The real difficulty of repairing electrical systems on motorcycles is the sorting through the complexity of wires. It's kind of like taking all your blood vessels and figuring out which tube goes to what body part.

Try to solve the problem before spending too much money and spending a mechanic's time

A motorcycle is an isolated electrical system. When it all works correctly, the battery provides the energy to power an initial spark, which when mixed with gasoline, gets the motor running, which then causes the alternator rotor to turn, building up an electrical charge that is sent to the rest of the bike including the battery which then recharges. Turn off the ignition switch, the engine shuts down, lights go off, and the battery stops charging.

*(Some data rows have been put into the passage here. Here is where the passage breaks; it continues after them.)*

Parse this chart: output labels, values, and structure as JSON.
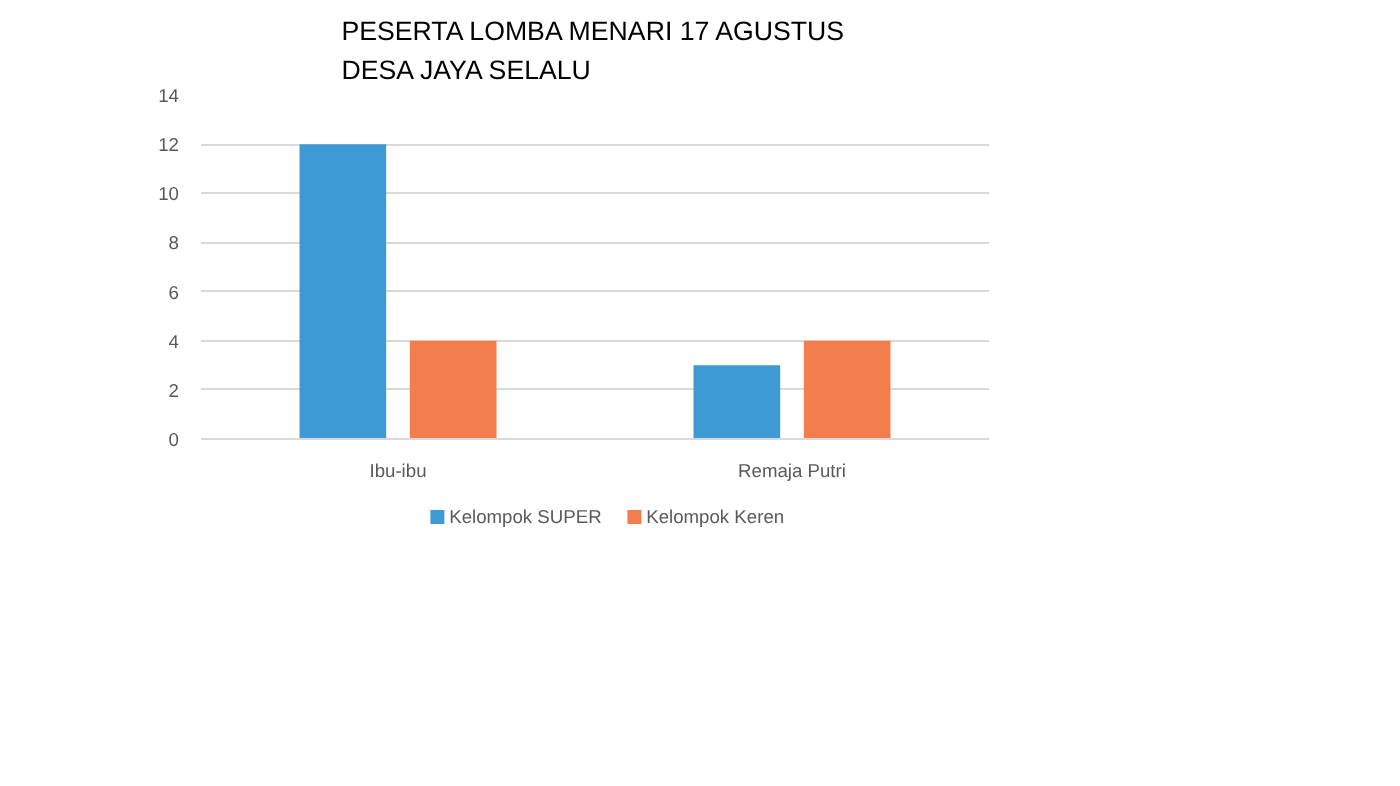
{
  "chart_data": {
    "type": "bar",
    "title": "PESERTA LOMBA MENARI 17 AGUSTUS\nDESA JAYA SELALU",
    "categories": [
      "Ibu-ibu",
      "Remaja Putri"
    ],
    "series": [
      {
        "name": "Kelompok SUPER",
        "color": "#3e9ad5",
        "values": [
          12,
          3
        ]
      },
      {
        "name": "Kelompok Keren",
        "color": "#f47d4e",
        "values": [
          4,
          4
        ]
      }
    ],
    "ylim": [
      0,
      14
    ],
    "yticks": [
      0,
      2,
      4,
      6,
      8,
      10,
      12,
      14
    ],
    "grid": "y",
    "legend": "bottom"
  }
}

If a light doesn't work, its circuit is broken. Finding where it's broken can be a challenge, especially if you don't know all the parts within the circuit. This is where electrical diagrams come in handy. Even if you don't have the exact diagram for your particular model, it's possible to figure out the problem. Most motorcycles use different color wires for each circuit. So, if your headlamp's wire is blue, and you find a blue wire elsewhere on the bike, there a high probability that that blue wire is connected to the headlamp.

To find out where a light's circuit is broken, answer these questions:

  1. Is the ignition switch on? If no, turn it on. If yes, go to 2.
  2. Do other lights work? If no, charge your battery. If yes, go to 3.
  3. Does the bulb have a broken filament, or is it burned out? If yes, replace it. If no, go to 4.
  4. According to the wiring diagram, is the light directly connected to a fuse? If yes, go to 5, if no, go to 6.
  5. Is the fuse broken? If yes, replace it. If no, go to 6.
  6. Is the bulb connected to a power source and is it grounded?


If you notice, there's no step after 6. That's because even if you think the answer is "yes," it might not be. This leads to rule #2.

Electrical rule #2: Connections must be clean.

If you have an old bike, the connections probably need cleaning. All it takes is some fine sandpaper-- 220 grit is dandy-- and a little scouring. It doesn't have to be shiny. Just get as much dirt or corrosion off as you can.

In a perfect electrical world, wires would be uninterrupted, joined by a clean and solid soldering job. But since motorcycle parts are often replaced, wires must be able to disconnect in order to remove bike components. Some manufacturers use standard connectors that can be bought at electrical supply stores. But other companies make their own connectors. Whatever way wires are connected to each other and to components, the connections must be clean-- metal-to-metal. On my old Honda, if I have to replace connectors, I use standard blade connectors with silicon covers.

In the case of blinkers, as mentioned eight paragraphs in, ground might be the fixture itself. In that case, either a new fixture is needed or an extra wire connected to the bike frame. Just did that (added a wire) to Molly the other day to get her to pass inspection.

One day, maybe, I'll go into how parallel and series circuits work and how to make sure one circuit is insulated from the others. For now, I hope these two electrical rules help you in your quest to get your bike working: all circuits must be grounded, and all connections must be clean. If you're bike is broke, you can't ride it. So, learning to fix it is learning to ride.